Paylaş
İhale aslında teknik bir terim. Gayet sıradan bir iş yöntemi.
Ama ‘‘ihale’’ deyince aklımıza ilk ne geliyor?
Kötü kokular, avanta, mafya, tehdit!
Yaptıkları iş gereği ihaleye katılmak ya da ihale açmak zorunda olan doğru düzgün kurumlar için çok acı! Halkın gözünde yaptıkları iş baştan kirlenmiş durumda.
Bir okulda öğrencileri hangi şirketin taşıyacağına karar vermek için açık eksiltmeli ihale açılması, ihaleye okul yöneticilerinin katılması, kararın bir komisyon tarafından verilmesi, iyi niyetle alınmış bir karar.

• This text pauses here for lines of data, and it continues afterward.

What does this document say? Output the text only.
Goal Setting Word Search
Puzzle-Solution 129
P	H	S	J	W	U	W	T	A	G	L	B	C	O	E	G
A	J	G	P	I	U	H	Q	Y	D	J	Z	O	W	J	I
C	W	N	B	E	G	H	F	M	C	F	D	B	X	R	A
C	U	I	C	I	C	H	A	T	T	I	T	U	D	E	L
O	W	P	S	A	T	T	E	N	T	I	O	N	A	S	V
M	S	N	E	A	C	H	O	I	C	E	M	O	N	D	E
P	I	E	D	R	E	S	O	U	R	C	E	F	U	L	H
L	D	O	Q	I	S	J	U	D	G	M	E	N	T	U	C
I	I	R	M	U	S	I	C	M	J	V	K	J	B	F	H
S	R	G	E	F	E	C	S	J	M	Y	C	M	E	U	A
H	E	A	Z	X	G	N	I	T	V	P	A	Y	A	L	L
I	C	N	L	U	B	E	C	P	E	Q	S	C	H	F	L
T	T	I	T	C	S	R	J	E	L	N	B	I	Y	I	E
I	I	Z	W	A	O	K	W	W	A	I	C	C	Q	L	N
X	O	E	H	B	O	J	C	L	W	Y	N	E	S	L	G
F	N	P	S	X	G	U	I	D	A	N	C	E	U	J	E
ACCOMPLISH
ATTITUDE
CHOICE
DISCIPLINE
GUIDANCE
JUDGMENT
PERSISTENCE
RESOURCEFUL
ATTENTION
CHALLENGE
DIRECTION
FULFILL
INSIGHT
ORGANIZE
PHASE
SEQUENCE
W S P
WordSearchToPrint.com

Amaç, okul yönetimini de işin içine katarak denetim mekanizmalarını arttırmak, fiyatı düşürmek ve aldığı işi yarıda bırakmayacak güvenilir bir şirketi seçmek.
Gelgelelim, ihale sisteminin kendisi o kadar batık ki, bu yöntemle de istenen sonuç elde edilemiyor.

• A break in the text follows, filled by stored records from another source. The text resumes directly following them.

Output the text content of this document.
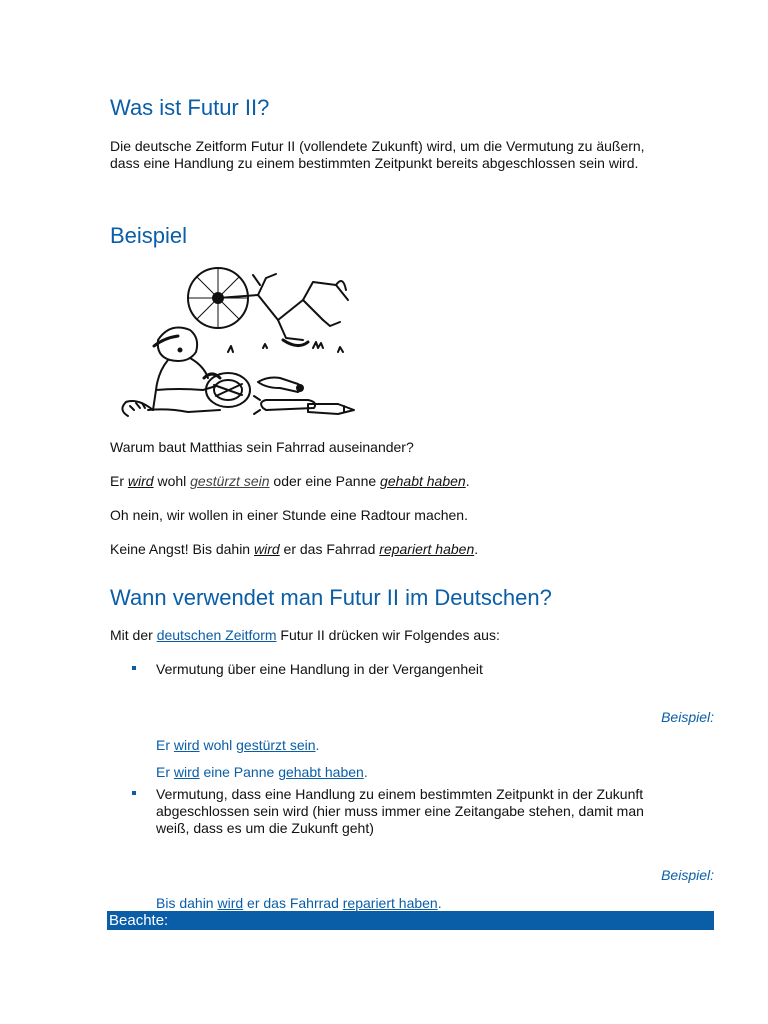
Was ist Futur II?

Die deutsche Zeitform Futur II (vollendete Zukunft) wird, um die Vermutung zu äußern,

dass eine Handlung zu einem bestimmten Zeitpunkt bereits abgeschlossen sein wird.

Beispiel

Warum baut Matthias sein Fahrrad auseinander?

Er wird wohl gestürzt sein oder eine Panne gehabt haben.

Oh nein, wir wollen in einer Stunde eine Radtour machen.

Keine Angst! Bis dahin wird er das Fahrrad repariert haben.

Wann verwendet man Futur II im Deutschen?

Mit der deutschen Zeitform Futur II drücken wir Folgendes aus:

Vermutung über eine Handlung in der Vergangenheit

Beispiel:

Er wird wohl gestürzt sein.

Er wird eine Panne gehabt haben.

Vermutung, dass eine Handlung zu einem bestimmten Zeitpunkt in der Zukunft

abgeschlossen sein wird (hier muss immer eine Zeitangabe stehen, damit man

weiß, dass es um die Zukunft geht)

Beispiel:

Bis dahin wird er das Fahrrad repariert haben.

Beachte:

Cuma günü Enis Berberoğlu, Hürriyet'teki yazısında şöyle diyordu:
‘‘Siz bakmayın bizim devletin somun pehlivanı gibi efelenmesine, içi koftur. Bu devlet ne kural koyabilir, ne de koyduğu kuralları uygulatacak gücü vardır. Kritik eşik, suçun cinsine göre değil, suçlunun sayısına bakılarak karara bağlanır.’’
Yani bir suç ne kadar yaygınsa, ne kadar çok kişi tarafından işleniyorsa, cezalandırılması ihtimali de o kadar azdır.
İhale suçları da bu suçların başında geliyor.
İşte bu yüzden, asıl işleri eğitim olan kamu personelinin ihale yapması sakıncalı.
Hem işleri bu değil, hem de ihale sisteminin çok kötü bir şöhreti var. Öğretmenlerin adını kirletmemek gerekir.